The United Arab Emirates has joined a US-led call to prevent the abuse of blasphemy laws, which are on the books in much of the Islamic world. The United Arab Emirates was one of only three Muslim-majority nations along with Albania and Kosovo, both known for moderation, that signed a statement on blasphemy and apostasy laws at the end of a ministerial-level meeting on religious freedom in Washington.
The statement noted that the laws “are often used as a pretext to justify vigilantism or mob violence in the name of religion, or as a pretext to pursue retribution related to personal grievances.” “We see governments using such laws to wrongfully imprison and punish individuals whose views on matters of religion or belief may differ from official narratives or the views of majority populations,” it said.
“We call on governments that utilize these laws to free any individuals imprisoned on such grounds, and to repeal blasphemy, apostasy and other laws that impede the exercise of freedoms of expression and religion or belief, in a manner inconsistent with international law.”
Blasphemy remains a punishable offense in the United Arab Emirates.
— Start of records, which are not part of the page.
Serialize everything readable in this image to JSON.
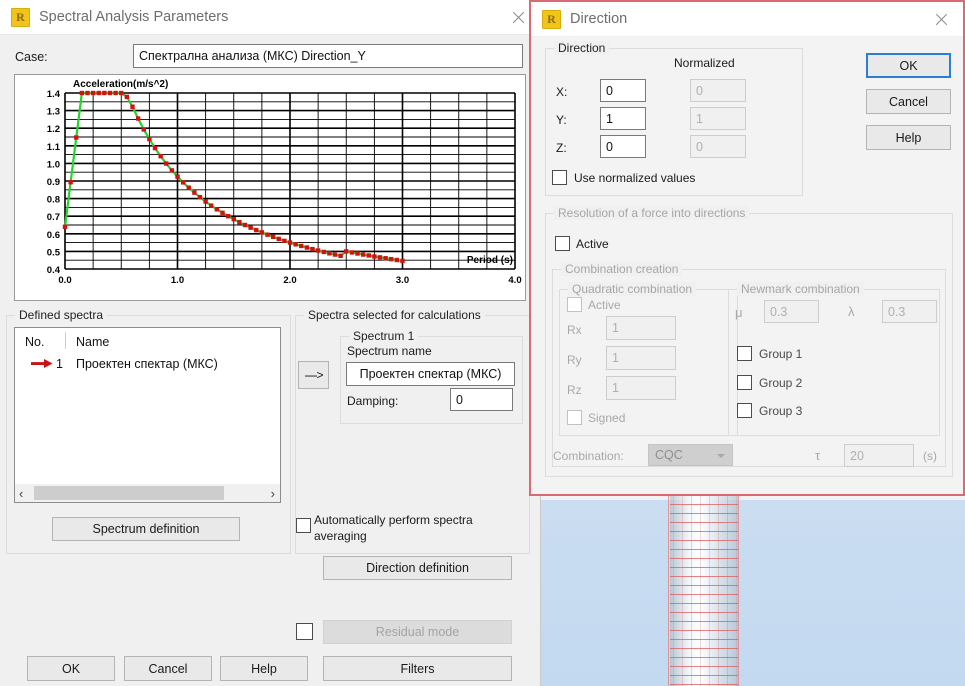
{
  "viewport": {
    "model_name": "tower-mesh"
  },
  "main_dialog": {
    "title": "Spectral Analysis Parameters",
    "icon": "R",
    "close_icon": "close-icon",
    "case_label": "Case:",
    "case_value": "Спектрална анализа (МКС) Direction_Y",
    "defined_spectra": {
      "group_label": "Defined spectra",
      "columns": [
        "No.",
        "Name"
      ],
      "rows": [
        {
          "no": "1",
          "name": "Проектен спектар (МКС)",
          "selected": true
        }
      ],
      "spectrum_definition_button": "Spectrum definition",
      "scroll_left_icon": "‹",
      "scroll_right_icon": "›"
    },
    "selected_spectra": {
      "group_label": "Spectra selected for calculations",
      "transfer_button": "---->",
      "spectrum_group_label": "Spectrum 1",
      "spectrum_name_label": "Spectrum name",
      "spectrum_name_value": "Проектен спектар (МКС)",
      "damping_label": "Damping:",
      "damping_value": "0",
      "auto_average_label": "Automatically perform spectra averaging",
      "auto_average_checked": false
    },
    "direction_definition_button": "Direction definition",
    "residual_mode_button": "Residual mode",
    "residual_mode_checked": false,
    "buttons": {
      "ok": "OK",
      "cancel": "Cancel",
      "help": "Help",
      "filters": "Filters"
    }
  },
  "direction_dialog": {
    "title": "Direction",
    "icon": "R",
    "close_icon": "close-icon",
    "direction_group": {
      "label": "Direction",
      "normalized_header": "Normalized",
      "axes": [
        {
          "label": "X:",
          "value": "0",
          "normalized": "0"
        },
        {
          "label": "Y:",
          "value": "1",
          "normalized": "1"
        },
        {
          "label": "Z:",
          "value": "0",
          "normalized": "0"
        }
      ],
      "use_normalized_label": "Use normalized values",
      "use_normalized_checked": false
    },
    "resolution_group": {
      "label": "Resolution of a force into directions",
      "active_label": "Active",
      "active_checked": false,
      "combination_creation_label": "Combination creation",
      "quadratic": {
        "label": "Quadratic combination",
        "active_label": "Active",
        "active_checked": false,
        "fields": [
          {
            "label": "Rx",
            "value": "1"
          },
          {
            "label": "Ry",
            "value": "1"
          },
          {
            "label": "Rz",
            "value": "1"
          }
        ],
        "signed_label": "Signed",
        "signed_checked": false
      },
      "newmark": {
        "label": "Newmark combination",
        "mu_symbol": "μ",
        "mu_value": "0.3",
        "lambda_symbol": "λ",
        "lambda_value": "0.3",
        "groups": [
          {
            "label": "Group 1",
            "checked": false
          },
          {
            "label": "Group 2",
            "checked": false
          },
          {
            "label": "Group 3",
            "checked": false
          }
        ]
      },
      "combination_label": "Combination:",
      "combination_value": "CQC",
      "combination_options": [
        "CQC"
      ],
      "tau_symbol": "τ",
      "tau_value": "20",
      "tau_unit": "(s)"
    },
    "buttons": {
      "ok": "OK",
      "cancel": "Cancel",
      "help": "Help"
    },
    "accent_color": "#2a7fd4"
  },
  "chart_data": {
    "type": "line",
    "title": "Acceleration(m/s^2)",
    "xlabel": "Period (s)",
    "ylabel": "Acceleration(m/s^2)",
    "xlim": [
      0.0,
      4.0
    ],
    "ylim": [
      0.4,
      1.4
    ],
    "xticks": [
      "0.0",
      "1.0",
      "2.0",
      "3.0",
      "4.0"
    ],
    "yticks": [
      "0.4",
      "0.5",
      "0.6",
      "0.7",
      "0.8",
      "0.9",
      "1.0",
      "1.1",
      "1.2",
      "1.3",
      "1.4"
    ],
    "grid": true,
    "grid_minor_x": 0.25,
    "grid_minor_y": 0.05,
    "legend": "none",
    "series": [
      {
        "name": "Проектен спектар (МКС)",
        "line_color": "#22d52b",
        "marker_color": "#d41111",
        "x": [
          0.0,
          0.05,
          0.1,
          0.15,
          0.2,
          0.25,
          0.3,
          0.35,
          0.4,
          0.45,
          0.5,
          0.55,
          0.6,
          0.65,
          0.7,
          0.75,
          0.8,
          0.85,
          0.9,
          0.95,
          1.0,
          1.05,
          1.1,
          1.15,
          1.2,
          1.25,
          1.3,
          1.35,
          1.4,
          1.45,
          1.5,
          1.55,
          1.6,
          1.65,
          1.7,
          1.75,
          1.8,
          1.85,
          1.9,
          1.95,
          2.0,
          2.05,
          2.1,
          2.15,
          2.2,
          2.25,
          2.3,
          2.35,
          2.4,
          2.45,
          2.5,
          2.55,
          2.6,
          2.65,
          2.7,
          2.75,
          2.8,
          2.85,
          2.9,
          2.95,
          3.0
        ],
        "y": [
          0.64,
          0.893,
          1.147,
          1.4,
          1.4,
          1.4,
          1.4,
          1.4,
          1.4,
          1.4,
          1.4,
          1.378,
          1.322,
          1.255,
          1.193,
          1.138,
          1.087,
          1.041,
          0.999,
          0.96,
          0.925,
          0.892,
          0.862,
          0.834,
          0.808,
          0.783,
          0.76,
          0.739,
          0.719,
          0.7,
          0.683,
          0.666,
          0.65,
          0.635,
          0.621,
          0.608,
          0.595,
          0.583,
          0.571,
          0.56,
          0.55,
          0.54,
          0.531,
          0.522,
          0.513,
          0.505,
          0.497,
          0.489,
          0.482,
          0.475,
          0.5,
          0.494,
          0.488,
          0.482,
          0.477,
          0.471,
          0.466,
          0.461,
          0.456,
          0.451,
          0.446
        ]
      }
    ]
  }
}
The latest State Department report on religious freedom said, quoting local press, that a court in July 2018 sentenced a man to seven years in prison followed by deportation for a phone message deemed to be blasphemous. But the United Arab Emirates, a close US ally, has won international praise for recent steps including welcoming Pope Francis in February on the first-ever papal visit to the Arabian Peninsula.
The United Arab Emirates also held a conference as part of the US religious freedom initiative, a key priority for Secretary of State Mike Pompeo.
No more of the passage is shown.